Ingredienti
| 600 g | Maiale (spalla o costine) |
| 400 g | Vitello (collo o punta di petto) |
| 800 g | Pomodori pelati |
| 1 bicchiere | Vino rosso secco |
| 2 medium | Cipolle bianche |
| 3 spicchi | Aglio |
| 4 cucchiai | Olio d'oliva |
| 1 cucchiaino | Sale fino |
| mezzo cucchiaino | Pepe nero macinato |
Valori nutrizionali
| 180 kcal | Energia |
| 22 g | Proteine |
| 8 g | Grassi |
| 3 g | di cui saturi |
| 6 g | Carboidrati |
| 3 g | di cui zuccheri |
| 1,2 g | Fibre |
| 0,8 g | Sale |
Come si prepara
1
Prepara le carni
Taglia il maiale e il vitello in pezzi irregolari di circa 5-6 centimetri, eliminando solo le parti cartilaginose troppo dure.
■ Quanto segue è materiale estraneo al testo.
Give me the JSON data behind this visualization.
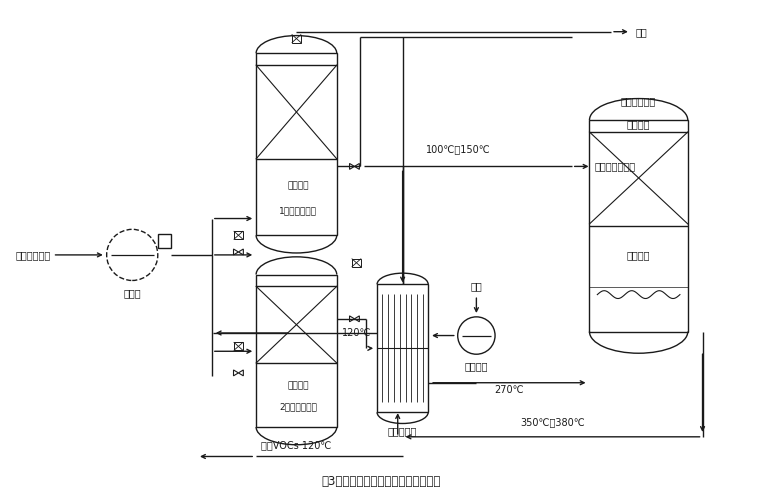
{
  "title": "图3吸附再生及催化氧化组合工艺流程",
  "bg_color": "#ffffff",
  "line_color": "#1a1a1a",
  "fs": 7.0,
  "fs_title": 8.5,
  "labels": {
    "wet_elec": "湿式静电装置",
    "main_fan": "主风机",
    "active_c1": "活性炭层",
    "device1": "1号活性炭装置",
    "active_c2": "活性炭层",
    "device2": "2号活性炭装置",
    "vocs": "浓缩VOCs 120℃",
    "regen_hx": "再生换热器",
    "regen_fan": "再生风机",
    "air": "空气",
    "t120": "120℃",
    "t270": "270℃",
    "t350": "350℃～380℃",
    "t100": "100℃～150℃",
    "cat_dev": "催化氧化装置",
    "cat_layer": "催化剂层",
    "aux_heat": "辅助升温",
    "fixed_hx": "定型废气换热器",
    "flue": "烟囱"
  }
}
Mantieni i pezzi grossi: si ridurranno molto durante la cottura lunga.
2
Soffrigi la base aromatica
In una pentola grande o in un paiolo, riscalda l'olio a fuoco medio-alto. Tritella cipolla in pezzi medi e aggiungila all'olio insieme all'aglio in spicchi. Soffrigi per 3-4 minuti finché la cipolla non diventa trasparente e inizia a colorarsi leggermente, senza bruciare.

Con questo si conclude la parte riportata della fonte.